由良町は、中地内にある町有財産、通称旧原邸について、観光、地域交流施設として有効活用する方針を決めた。新年度は3000万円の予算をかけ、建物の一部を産品販売所に改修。新たに常時使用できるトイレを新築し、駐車場のアスファルト舗装なども行う。将来的には地元食材を使ったレストラン運営などの構想もあり、地域活性化の拠点へ整備を進めていく。

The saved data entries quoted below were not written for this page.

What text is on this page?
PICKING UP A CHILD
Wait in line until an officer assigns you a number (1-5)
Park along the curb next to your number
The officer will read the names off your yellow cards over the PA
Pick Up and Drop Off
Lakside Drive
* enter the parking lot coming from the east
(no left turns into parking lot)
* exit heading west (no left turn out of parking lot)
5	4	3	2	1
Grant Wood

 旧原邸は、平成23年2月に所有者から寄付を受けた。敷地は約2400平方㍍の広さがあり、建物は築百数十年。いずれも平屋建てで、195平方㍍の母屋、104平方㍍の長屋門(江戸時代の武家屋敷などで、長屋の一部に門を開いたもの。明治以後は富農の家屋敷にも作られるようになった)などがあり、レトロな雰囲気を漂わせている。JR紀伊由良駅から北へ約1㌔の国道沿いに位置し、乗用車数十台分の駐車場も備えている。現在は薬草栽培などで町活性化を図ろうと活動しているNPOに無償貸与しており、昨年暮れには特産品開発、町PRグループの地元産品を使った料理試食・PRイベントの会場としても利用された。
 活用方法は町の中堅、若手職員がメンバーの庁内プロジェクトチームでアイデアを出し合い、畑中雅央町長が昨年の12月議会で地元の農産物販売、地元食材のレストラン、観光案内の施設として活用する案を示していた。

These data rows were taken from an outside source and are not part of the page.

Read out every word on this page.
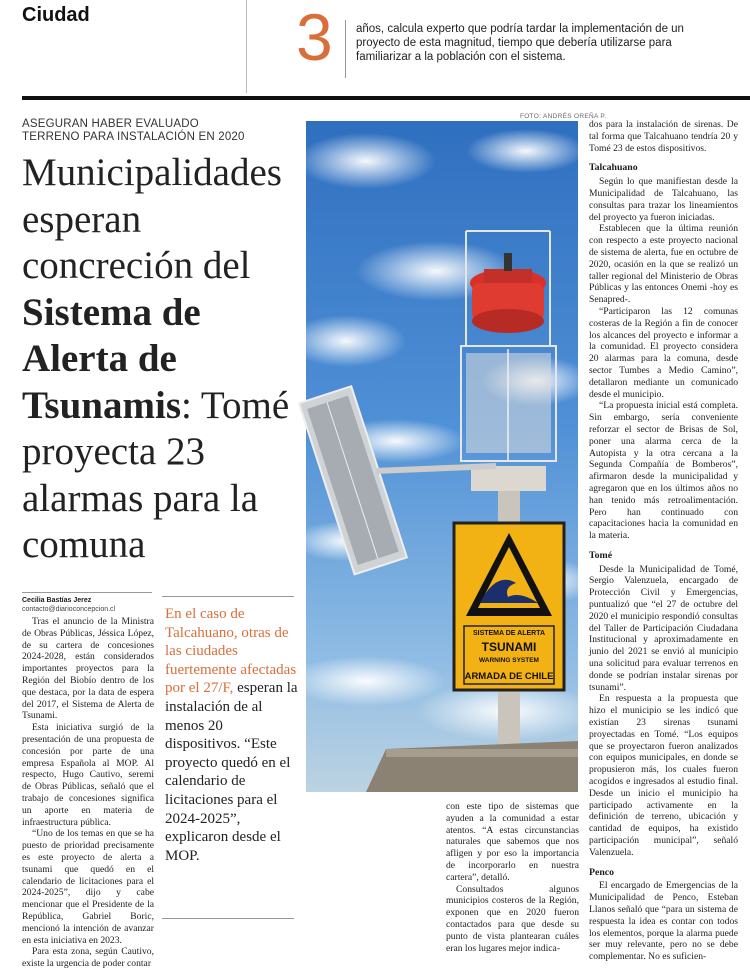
Ciudad	3 años, calcula experto que podría tardar la implementación de un proyecto de esta magnitud, tiempo que debería utilizarse para familiarizar a la población con el sistema.
ASEGURAN HABER EVALUADO
TERRENO PARA INSTALACIÓN EN 2020
Municipalidades esperan concreción del Sistema de Alerta de Tsunamis: Tomé proyecta 23 alarmas para la comuna
FOTO: ANDRÉS OREÑA P.
SISTEMA DE ALERTA
TSUNAMI
WARNING SYSTEM
ARMADA DE CHILE
Cecilia Bastías Jerez
contacto@diarioconcepcion.cl

Tras el anuncio de la Ministra de Obras Públicas, Jéssica López, de su cartera de concesiones 2024-2028, están considerados importantes proyectos para la Región del Biobío dentro de los que destaca, por la data de espera del 2017, el Sistema de Alerta de Tsunami.

Esta iniciativa surgió de la presentación de una propuesta de concesión por parte de una empresa Española al MOP. Al respecto, Hugo Cautivo, seremi de Obras Públicas, señaló que el trabajo de concesiones significa un aporte en materia de infraestructura pública.

“Uno de los temas en que se ha puesto de prioridad precisamente es este proyecto de alerta a tsunami que quedó en el calendario de licitaciones para el 2024-2025”, dijo y cabe mencionar que el Presidente de la República, Gabriel Boric, mencionó la intención de avanzar en esta iniciativa en 2023.

Para esta zona, según Cautivo, existe la urgencia de poder contar

En el caso de Talcahuano, otras de las ciudades fuertemente afectadas por el 27/F, esperan la instalación de al menos 20 dispositivos. “Este proyecto quedó en el calendario de licitaciones para el 2024-2025”, explicaron desde el MOP.

con este tipo de sistemas que ayuden a la comunidad a estar atentos. “A estas circunstancias naturales que sabemos que nos afligen y por eso la importancia de incorporarlo en nuestra cartera”, detalló.

Consultados algunos municipios costeros de la Región, exponen que en 2020 fueron contactados para que desde su punto de vista plantearan cuáles eran los lugares mejor indica-

dos para la instalación de sirenas. De tal forma que Talcahuano tendría 20 y Tomé 23 de estos dispositivos.

Talcahuano

Según lo que manifiestan desde la Municipalidad de Talcahuano, las consultas para trazar los lineamientos del proyecto ya fueron iniciadas.

Establecen que la última reunión con respecto a este proyecto nacional de sistema de alerta, fue en octubre de 2020, ocasión en la que se realizó un taller regional del Ministerio de Obras Públicas y las entonces Onemi -hoy es Senapred-.

“Participaron las 12 comunas costeras de la Región a fin de conocer los alcances del proyecto e informar a la comunidad. El proyecto considera 20 alarmas para la comuna, desde sector Tumbes a Medio Camino”, detallaron mediante un comunicado desde el municipio.

“La propuesta inicial está completa. Sin embargo, sería conveniente reforzar el sector de Brisas de Sol, poner una alarma cerca de la Autopista y la otra cercana a la Segunda Compañía de Bomberos”, afirmaron desde la municipalidad y agregaron que en los últimos años no han tenido más retroalimentación. Pero han continuado con capacitaciones hacia la comunidad en la materia.

Tomé

Desde la Municipalidad de Tomé, Sergio Valenzuela, encargado de Protección Civil y Emergencias, puntualizó que “el 27 de octubre del 2020 el municipio respondió consultas del Taller de Participación Ciudadana Institucional y aproximadamente en junio del 2021 se envió al municipio una solicitud para evaluar terrenos en donde se podrían instalar sirenas por tsunami”.

En respuesta a la propuesta que hizo el municipio se les indicó que existían 23 sirenas tsunami proyectadas en Tomé. “Los equipos que se proyectaron fueron analizados con equipos municipales, en donde se propusieron más, los cuales fueron acogidos e ingresados al estudio final. Desde un inicio el municipio ha participado activamente en la definición de terreno, ubicación y cantidad de equipos, ha existido participación municipal”, señaló Valenzuela.

Penco

El encargado de Emergencias de la Municipalidad de Penco, Esteban Llanos señaló que “para un sistema de respuesta la idea es contar con todos los elementos, porque la alarma puede ser muy relevante, pero no se debe complementar. No es suficien-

 町では11日開会の3月議会に提案する平成26年度一般会計予算に旧原邸を有効活用するためのハード整備費3000万円を計上。予算が認められれば長屋門と母屋の間へトイレを新築、長屋門を産品販売所へ改修、駐車場をアスファルト舗装などの工事に取りかかる。新年度は建物の改修などに加え、施設運営者の選定、イベント開催などにも取り組む。
 現場は国道沿いで、観光客や町民が立ち寄るのにも便利な場所。全国的にも古民家を活用したレストラン、カフェはブームとなっており、今後の整備しだいで地域活性化の拠点になっていきそうだ。